I was perusing my blog. March Suns is clinging on to me today. It is just not letting go off me. The minute I come back to my office after lessons, it is coaxing m to type something out. I am not in the 'writerly' mood now. I cannot expect to write well, when there are a million unrelated thoughts buzzing and milling in my mind. Now, I've gone and made my mind sound like a teeming bee-hive. How awful!
My staff-room is lovely. All the practicum trainees are warm and wonderful, and very helpful.
After a hard day at work, I return to what I have named Lazy-Land, aka the campus, as I am still living in my Hall of Residence.

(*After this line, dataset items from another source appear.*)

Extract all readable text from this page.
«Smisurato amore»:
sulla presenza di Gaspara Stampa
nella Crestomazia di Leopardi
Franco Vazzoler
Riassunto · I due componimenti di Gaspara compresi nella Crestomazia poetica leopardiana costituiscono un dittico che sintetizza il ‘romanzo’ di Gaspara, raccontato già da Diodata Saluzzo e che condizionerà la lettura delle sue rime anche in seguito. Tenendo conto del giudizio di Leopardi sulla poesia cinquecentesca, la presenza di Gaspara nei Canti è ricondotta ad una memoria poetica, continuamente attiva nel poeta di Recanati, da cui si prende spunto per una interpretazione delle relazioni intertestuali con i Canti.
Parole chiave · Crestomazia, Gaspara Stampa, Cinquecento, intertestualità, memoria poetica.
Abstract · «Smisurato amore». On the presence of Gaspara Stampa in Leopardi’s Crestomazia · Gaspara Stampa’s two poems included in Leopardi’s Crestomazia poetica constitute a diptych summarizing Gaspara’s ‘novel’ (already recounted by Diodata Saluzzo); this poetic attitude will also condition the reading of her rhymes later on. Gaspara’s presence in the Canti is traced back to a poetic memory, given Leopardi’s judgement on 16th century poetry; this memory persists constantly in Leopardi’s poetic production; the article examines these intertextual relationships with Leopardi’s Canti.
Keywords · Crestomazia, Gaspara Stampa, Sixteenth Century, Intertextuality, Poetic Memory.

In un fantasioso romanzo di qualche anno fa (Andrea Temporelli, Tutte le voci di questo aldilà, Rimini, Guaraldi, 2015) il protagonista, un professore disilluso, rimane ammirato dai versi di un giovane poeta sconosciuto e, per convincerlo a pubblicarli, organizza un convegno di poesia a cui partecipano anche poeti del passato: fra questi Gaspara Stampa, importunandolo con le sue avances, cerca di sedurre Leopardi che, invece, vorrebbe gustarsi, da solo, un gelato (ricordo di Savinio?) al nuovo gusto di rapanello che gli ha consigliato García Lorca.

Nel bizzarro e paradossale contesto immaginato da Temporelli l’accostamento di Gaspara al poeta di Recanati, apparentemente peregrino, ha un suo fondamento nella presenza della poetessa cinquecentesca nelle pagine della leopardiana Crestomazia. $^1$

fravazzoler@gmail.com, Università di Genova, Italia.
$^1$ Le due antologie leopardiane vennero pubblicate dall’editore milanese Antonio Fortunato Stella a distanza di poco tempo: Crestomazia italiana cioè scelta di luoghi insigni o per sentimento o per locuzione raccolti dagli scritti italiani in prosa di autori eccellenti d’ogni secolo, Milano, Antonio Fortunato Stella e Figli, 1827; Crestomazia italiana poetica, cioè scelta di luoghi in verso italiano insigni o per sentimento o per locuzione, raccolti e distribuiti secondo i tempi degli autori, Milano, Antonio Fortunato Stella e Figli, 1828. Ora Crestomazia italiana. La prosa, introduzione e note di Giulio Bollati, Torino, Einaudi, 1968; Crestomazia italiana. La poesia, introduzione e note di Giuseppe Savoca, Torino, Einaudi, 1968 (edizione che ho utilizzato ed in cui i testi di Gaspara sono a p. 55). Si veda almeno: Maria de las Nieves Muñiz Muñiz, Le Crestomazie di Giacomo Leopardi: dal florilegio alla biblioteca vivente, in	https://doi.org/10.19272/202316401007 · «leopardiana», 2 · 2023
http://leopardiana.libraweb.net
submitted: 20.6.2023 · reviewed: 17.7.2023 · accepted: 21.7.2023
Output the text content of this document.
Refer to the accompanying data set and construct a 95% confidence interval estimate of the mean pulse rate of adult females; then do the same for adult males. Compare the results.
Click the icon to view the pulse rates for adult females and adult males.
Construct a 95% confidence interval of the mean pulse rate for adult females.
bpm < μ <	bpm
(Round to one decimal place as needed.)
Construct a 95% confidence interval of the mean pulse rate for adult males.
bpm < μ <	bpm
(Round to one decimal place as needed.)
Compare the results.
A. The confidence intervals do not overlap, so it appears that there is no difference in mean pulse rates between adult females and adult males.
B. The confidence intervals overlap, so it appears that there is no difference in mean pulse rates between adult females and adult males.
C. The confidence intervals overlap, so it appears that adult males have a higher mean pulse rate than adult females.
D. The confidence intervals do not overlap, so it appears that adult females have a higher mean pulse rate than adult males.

Hall of Residence 8. What does it mean for me now? What will it mean to me many years hence? Besides being as pretty as a picture post-card, and as steep as a hill, it has many other little connections with me. There is the Games Room, where I validate my room key every week. With its enormous TV i never get to watch. There are the flights and flights of steps I have to climb up and down every day. There is the pantrY where I go, to fill my water bottle. There is my room, a shared double room, where I have wrapped up my life in one corner. There is the view from the window, of verdant trees and the parking lot. There is the fake-wood floor, which I sweep every now and then. There are the white cupboards, there is the big, roomy desk, and the most comfortable bed ever...then there are the myriad drawers, into which I have compartmentalized my life...the one with the detergent, the one with the hand-cream, the one with my books.
Why am I writing all this? To chronicle, of course. When my memory plays tricks on me as the years pass, if it ever does, the little details will not slip me by. Sometimes I wonder how the grains of time, have slipped like sand, through my fingers. I want to go to Puri. I love the atmosphere of the place.